AI playground — where I try out models and prompts
A local playground for LLMs, embeddings, prompt engineering. No token costs, no data leaving the box, arbitrarily painful iterations.
Why this exists
Professionally I work on AI product development. I can't do that credibly without first-hand experience of how a model behaves when fed real data. I use cloud models too — but for experimentation I need a place where I don't count every token.
Second motivation: my own projects (SIDELINE, AKTA, LERN) need LLMs. I don't want to depend on an external provider — and my family shouldn't end up in a training dataset because I sent documents through a cloud API.
Time invested
Bursty. New interesting model? A weekend installing, testing, comparing against the incumbents. Own project with a new use case? A few evenings prompting and evaluating.
What worked
- Ollama as the central model server. Pull, run, done. No conda hell, no CUDA version surprises.

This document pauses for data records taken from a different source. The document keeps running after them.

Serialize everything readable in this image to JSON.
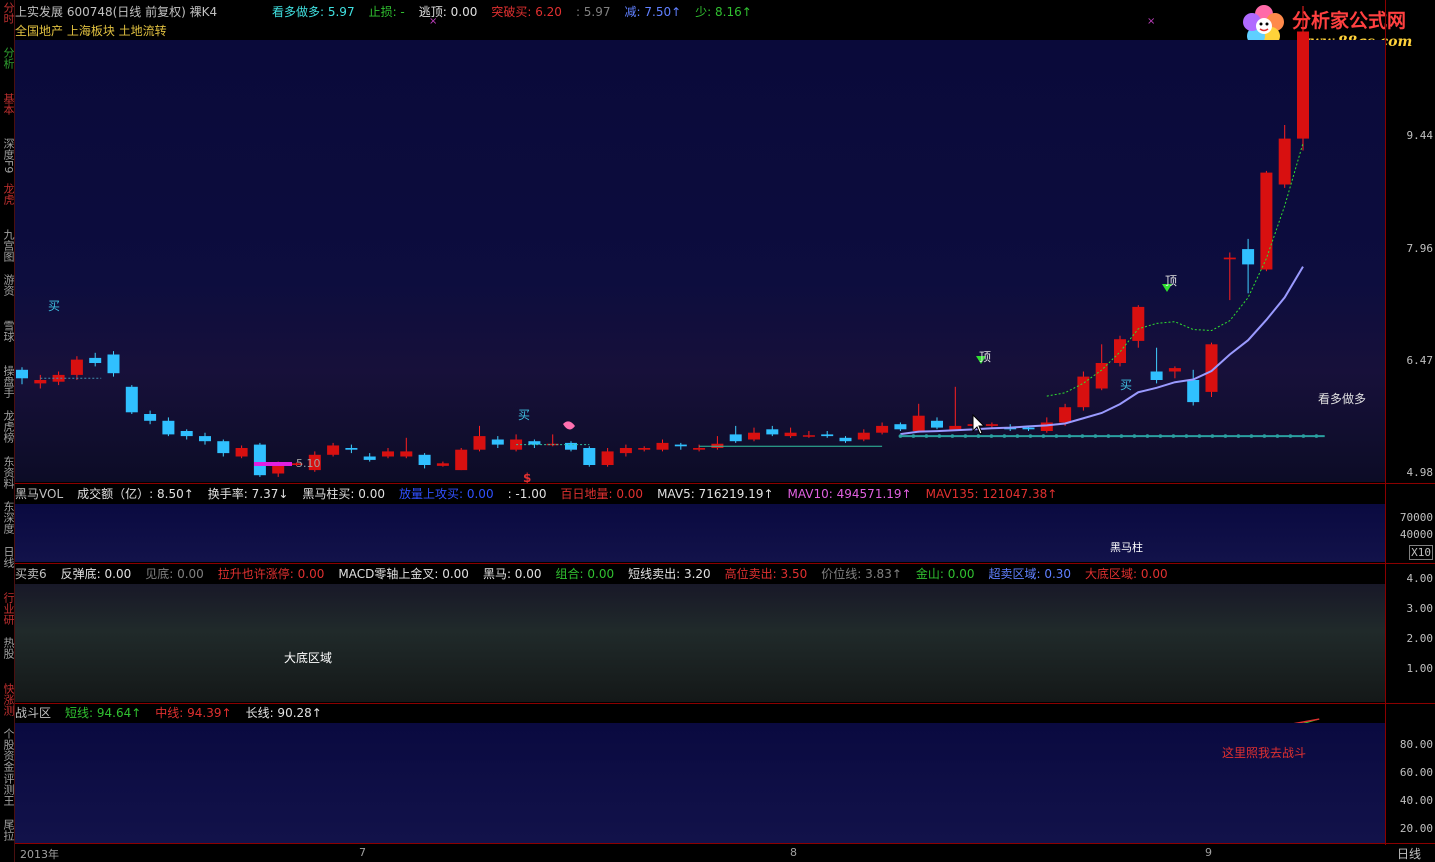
{
  "sidebar": {
    "items": [
      {
        "label": "分时",
        "color": "#c03030"
      },
      {
        "label": "分析",
        "color": "#30a030"
      },
      {
        "label": "基本",
        "color": "#c03030"
      },
      {
        "label": "深度F9",
        "color": "#a0a0a0"
      },
      {
        "label": "龙虎",
        "color": "#c03030"
      },
      {
        "label": "九宫图",
        "color": "#a0a0a0"
      },
      {
        "label": "游资",
        "color": "#a0a0a0"
      },
      {
        "label": "雪球",
        "color": "#a0a0a0"
      },
      {
        "label": "操盘手",
        "color": "#a0a0a0"
      },
      {
        "label": "龙虎榜",
        "color": "#a0a0a0"
      },
      {
        "label": "东资料",
        "color": "#a0a0a0"
      },
      {
        "label": "东深度",
        "color": "#a0a0a0"
      },
      {
        "label": "日线",
        "color": "#a0a0a0"
      },
      {
        "label": "行业研",
        "color": "#c03030"
      },
      {
        "label": "热股",
        "color": "#a0a0a0"
      },
      {
        "label": "快涨测",
        "color": "#c03030"
      },
      {
        "label": "个股资金",
        "color": "#a0a0a0"
      },
      {
        "label": "评测王",
        "color": "#a0a0a0"
      },
      {
        "label": "尾拉",
        "color": "#a0a0a0"
      }
    ]
  },
  "main": {
    "title": "上实发展 600748(日线 前复权) 裸K4",
    "indicators": [
      {
        "text": "看多做多: 5.97",
        "color": "#40e0e0"
      },
      {
        "text": "止损: -",
        "color": "#30c030"
      },
      {
        "text": "逃顶: 0.00",
        "color": "#e0e0e0"
      },
      {
        "text": "突破买: 6.20",
        "color": "#e03030"
      },
      {
        "text": ": 5.97",
        "color": "#808080"
      },
      {
        "text": "减: 7.50↑",
        "color": "#6080ff"
      },
      {
        "text": "少: 8.16↑",
        "color": "#30c030"
      }
    ],
    "tags": "全国地产 上海板块 土地流转",
    "price_ticks": [
      "9.44",
      "7.96",
      "6.47",
      "4.98"
    ],
    "labels": {
      "buy1": "买",
      "buy2": "买",
      "buy3": "买",
      "top1": "顶",
      "top2": "顶",
      "low_price": "5.10",
      "trend_label": "看多做多",
      "dollar": "$"
    }
  },
  "watermark": {
    "title": "分析家公式网",
    "url": "www.88gs.com"
  },
  "vol_panel": {
    "header": [
      {
        "text": "黑马VOL",
        "color": "#c0c0c0"
      },
      {
        "text": "成交额（亿）: 8.50↑",
        "color": "#e0e0e0"
      },
      {
        "text": "换手率: 7.37↓",
        "color": "#e0e0e0"
      },
      {
        "text": "黑马柱买: 0.00",
        "color": "#e0e0e0"
      },
      {
        "text": "放量上攻买: 0.00",
        "color": "#3050ff"
      },
      {
        "text": ": -1.00",
        "color": "#e0e0e0"
      },
      {
        "text": "百日地量: 0.00",
        "color": "#e03030"
      },
      {
        "text": "MAV5: 716219.19↑",
        "color": "#e0e0e0"
      },
      {
        "text": "MAV10: 494571.19↑",
        "color": "#e060e0"
      },
      {
        "text": "MAV135: 121047.38↑",
        "color": "#e03030"
      }
    ],
    "ticks": [
      "70000",
      "40000",
      "X10"
    ],
    "label": "黑马柱"
  },
  "trade_panel": {
    "header": [
      {
        "text": "买卖6",
        "color": "#c0c0c0"
      },
      {
        "text": "反弹底: 0.00",
        "color": "#e0e0e0"
      },
      {
        "text": "见底: 0.00",
        "color": "#808080"
      },
      {
        "text": "拉升也许涨停: 0.00",
        "color": "#e03030"
      },
      {
        "text": "MACD零轴上金叉: 0.00",
        "color": "#e0e0e0"
      },
      {
        "text": "黑马: 0.00",
        "color": "#e0e0e0"
      },
      {
        "text": "组合: 0.00",
        "color": "#30c030"
      },
      {
        "text": "短线卖出: 3.20",
        "color": "#e0e0e0"
      },
      {
        "text": "高位卖出: 3.50",
        "color": "#e03030"
      },
      {
        "text": "价位线: 3.83↑",
        "color": "#808080"
      },
      {
        "text": "金山: 0.00",
        "color": "#30c030"
      },
      {
        "text": "超卖区域: 0.30",
        "color": "#6080ff"
      },
      {
        "text": "大底区域: 0.00",
        "color": "#e03030"
      }
    ],
    "ticks": [
      "4.00",
      "3.00",
      "2.00",
      "1.00"
    ],
    "label": "大底区域"
  },
  "battle_panel": {
    "header": [
      {
        "text": "战斗区",
        "color": "#c0c0c0"
      },
      {
        "text": "短线: 94.64↑",
        "color": "#30c030"
      },
      {
        "text": "中线: 94.39↑",
        "color": "#e03030"
      },
      {
        "text": "长线: 90.28↑",
        "color": "#e0e0e0"
      }
    ],
    "ticks": [
      "80.00",
      "60.00",
      "40.00",
      "20.00"
    ],
    "label": "这里照我去战斗"
  },
  "xaxis": {
    "labels": [
      "2013年",
      "7",
      "8",
      "9"
    ],
    "period": "日线"
  },
  "chart_data": {
    "type": "candlestick",
    "title": "上实发展 600748(日线 前复权) 裸K4",
    "ylim": [
      4.9,
      10.1
    ],
    "candles": [
      [
        6.22,
        6.12,
        6.25,
        6.05
      ],
      [
        6.06,
        6.1,
        6.16,
        6.0
      ],
      [
        6.08,
        6.16,
        6.2,
        6.04
      ],
      [
        6.16,
        6.34,
        6.38,
        6.1
      ],
      [
        6.36,
        6.3,
        6.42,
        6.26
      ],
      [
        6.4,
        6.18,
        6.44,
        6.14
      ],
      [
        6.02,
        5.72,
        6.04,
        5.7
      ],
      [
        5.7,
        5.62,
        5.74,
        5.58
      ],
      [
        5.62,
        5.46,
        5.66,
        5.44
      ],
      [
        5.5,
        5.44,
        5.52,
        5.4
      ],
      [
        5.44,
        5.38,
        5.48,
        5.34
      ],
      [
        5.38,
        5.24,
        5.4,
        5.2
      ],
      [
        5.2,
        5.3,
        5.33,
        5.18
      ],
      [
        5.34,
        4.98,
        5.36,
        4.96
      ],
      [
        5.0,
        5.12,
        5.14,
        4.96
      ],
      [
        5.1,
        5.12,
        5.13,
        5.09
      ],
      [
        5.04,
        5.22,
        5.26,
        5.02
      ],
      [
        5.22,
        5.33,
        5.36,
        5.2
      ],
      [
        5.3,
        5.28,
        5.34,
        5.24
      ],
      [
        5.2,
        5.16,
        5.24,
        5.14
      ],
      [
        5.2,
        5.26,
        5.3,
        5.18
      ],
      [
        5.2,
        5.26,
        5.42,
        5.18
      ],
      [
        5.22,
        5.1,
        5.24,
        5.06
      ],
      [
        5.09,
        5.12,
        5.14,
        5.08
      ],
      [
        5.04,
        5.28,
        5.3,
        5.04
      ],
      [
        5.28,
        5.44,
        5.56,
        5.26
      ],
      [
        5.4,
        5.34,
        5.44,
        5.3
      ],
      [
        5.28,
        5.4,
        5.46,
        5.26
      ],
      [
        5.38,
        5.34,
        5.4,
        5.3
      ],
      [
        5.34,
        5.35,
        5.46,
        5.32
      ],
      [
        5.36,
        5.28,
        5.38,
        5.26
      ],
      [
        5.3,
        5.1,
        5.32,
        5.08
      ],
      [
        5.1,
        5.26,
        5.3,
        5.08
      ],
      [
        5.24,
        5.3,
        5.34,
        5.2
      ],
      [
        5.28,
        5.3,
        5.32,
        5.26
      ],
      [
        5.28,
        5.36,
        5.4,
        5.26
      ],
      [
        5.34,
        5.32,
        5.36,
        5.28
      ],
      [
        5.28,
        5.3,
        5.34,
        5.26
      ],
      [
        5.3,
        5.35,
        5.44,
        5.28
      ],
      [
        5.46,
        5.38,
        5.56,
        5.36
      ],
      [
        5.4,
        5.48,
        5.54,
        5.38
      ],
      [
        5.52,
        5.46,
        5.56,
        5.44
      ],
      [
        5.44,
        5.48,
        5.54,
        5.42
      ],
      [
        5.44,
        5.45,
        5.5,
        5.42
      ],
      [
        5.46,
        5.44,
        5.5,
        5.42
      ],
      [
        5.42,
        5.38,
        5.44,
        5.36
      ],
      [
        5.4,
        5.48,
        5.52,
        5.38
      ],
      [
        5.48,
        5.56,
        5.6,
        5.46
      ],
      [
        5.58,
        5.52,
        5.6,
        5.5
      ],
      [
        5.5,
        5.68,
        5.82,
        5.48
      ],
      [
        5.62,
        5.54,
        5.66,
        5.52
      ],
      [
        5.5,
        5.56,
        6.02,
        5.5
      ],
      [
        5.56,
        5.58,
        5.64,
        5.52
      ],
      [
        5.56,
        5.58,
        5.6,
        5.54
      ],
      [
        5.54,
        5.52,
        5.58,
        5.5
      ],
      [
        5.54,
        5.52,
        5.56,
        5.5
      ],
      [
        5.5,
        5.6,
        5.66,
        5.48
      ],
      [
        5.6,
        5.78,
        5.82,
        5.56
      ],
      [
        5.78,
        6.14,
        6.2,
        5.74
      ],
      [
        6.0,
        6.3,
        6.52,
        5.98
      ],
      [
        6.3,
        6.58,
        6.62,
        6.26
      ],
      [
        6.56,
        6.96,
        6.98,
        6.48
      ],
      [
        6.2,
        6.1,
        6.48,
        6.06
      ],
      [
        6.2,
        6.24,
        6.26,
        6.12
      ],
      [
        6.1,
        5.84,
        6.22,
        5.8
      ],
      [
        5.96,
        6.52,
        6.54,
        5.9
      ],
      [
        7.52,
        7.54,
        7.6,
        7.04
      ],
      [
        7.64,
        7.46,
        7.76,
        7.12
      ],
      [
        7.4,
        8.54,
        8.56,
        7.38
      ],
      [
        8.4,
        8.94,
        9.1,
        8.36
      ],
      [
        8.94,
        10.2,
        10.5,
        8.8
      ]
    ]
  }
}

- Local embeddings (nomic, mxbai) for full-text search in AKTA. Surprisingly good, runs on CPU at acceptable latency.
- Prompt versioning as a plain folder of markdown files. No tool, no SaaS — works.
- Comparing different models (Llama 3, Qwen, Gemma) on the same prompts. Makes it clear how much "the LLM" is a rough oversimplification.
What didn't
- Hardware limits. Beyond 30 B parameters RAM gets tight. 70 B only with aggressive quantisation — and answer quality drops noticeably.
- Hallucinations in German are often worse than in English. Models are clearly more English-trained. Surprised me initially.
- Tool calling on local models is, in 2025, still not a solved topic. It works, but breaks in interesting ways.
- Prompt drift: a prompt that was good yesterday is suddenly worse after a model upgrade. Versioning becomes a necessity from there on.
Where I am now
The playground is my sparring partner. Professional discussions about AI come easier because I have personally tested every myth.